WKK Active Hotel Wrocław – MKS Mana.lake Sokół Marbo Międzychód (sobota, godz. 16)
Mocno osłabiony, lecz zawsze groźny zespół WKK kontra beniaminek z Międzychodu, który wcale nie musi być chłopcem do bicia. Podopieczni Marcina Chodkiewicza nie mają w składzie wielkich gwiazd ale kto wie czy ta mieszanka doświadczenia i młodości oraz dodatku w osobie Amerykańskiego środkowego, Nicholasa Lyncha nie sprawi niespodzianki już na starcie.
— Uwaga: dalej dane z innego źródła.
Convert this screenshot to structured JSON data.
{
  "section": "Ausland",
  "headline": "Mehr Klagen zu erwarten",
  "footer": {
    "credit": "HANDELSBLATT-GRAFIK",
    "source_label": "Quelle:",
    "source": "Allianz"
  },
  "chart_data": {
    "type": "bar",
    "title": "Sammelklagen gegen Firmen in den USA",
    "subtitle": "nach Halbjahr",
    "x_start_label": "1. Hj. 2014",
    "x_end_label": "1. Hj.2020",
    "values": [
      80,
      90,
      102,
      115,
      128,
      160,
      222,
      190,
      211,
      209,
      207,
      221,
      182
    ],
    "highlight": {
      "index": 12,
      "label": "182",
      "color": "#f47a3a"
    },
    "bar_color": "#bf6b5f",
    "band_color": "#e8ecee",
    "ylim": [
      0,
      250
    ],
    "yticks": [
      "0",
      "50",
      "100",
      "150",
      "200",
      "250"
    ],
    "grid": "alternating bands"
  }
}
O doświadczeniu nie ma co rozmawiać bowiem każdy kibic 1-ligowych parkietów zna takich zawodników jak Ochońko, Koelner, Patoka i już wie jak bardzo doświadczoną koszykarsko ekipą jest WKK. Martwić może brak ogrania młodych zawodników takich jak Joshua Ashaolu lub Maksymilian Karwik, a może jednak w tym szaleństwie jest metoda? Ostatnio do wrocławskiej kadry dołączył Haitańczyk, Djery Baptiste. Czy nowy obcokrajowiec wystąpi w tej potyczce? Przekonamy się już w sobotę w hali WKK Sport Center.
Enea Basket Poznań – Decka Pelplin (sobota, godz. 18)
Ubiegłoroczny beniaminek chce zaskoczyć ligę natomiast Decka to jedyny taki zespół, w którym największą gwiazdą jest…trener. Dariusz Kaszowski bo o nim mowa jest żywą legendą Sokoła Łańcut, z którym w sezonie 2021/2022 wygrał rozgrywki pierwszoligowe po czym w kontrowersyjnych okolicznościach musiał opuścić swoje stanowisko. Teraz po roku przerwy wraca na ławkę trenerską. Pod jego skrzydłami po kontuzji do dobrej formy będzie próbował wrócić Filip Stryjewski. Dość ważnymi postaciami w pelplińskim teamie powinni także być Patryk Kędel, Thomas Davis czy Roman Janik. Autorski skład trenera Przemysława Szurka w Poznaniu nabiera rumieńców i już na papierze wygląda ciekawie, ale jak inaczej ma wyglądać skoro w jednym zespole zagrają razem Marcin Dymała, Hubert Pabian, Piotr Wieloch oraz Wojciech Fraś. Poznaniacy mogą być „black horse” 1.Ligi, zaś Decka także będzie mierzyła wysoko. Która z tych ekip zacznie rozgrywki od triumfu?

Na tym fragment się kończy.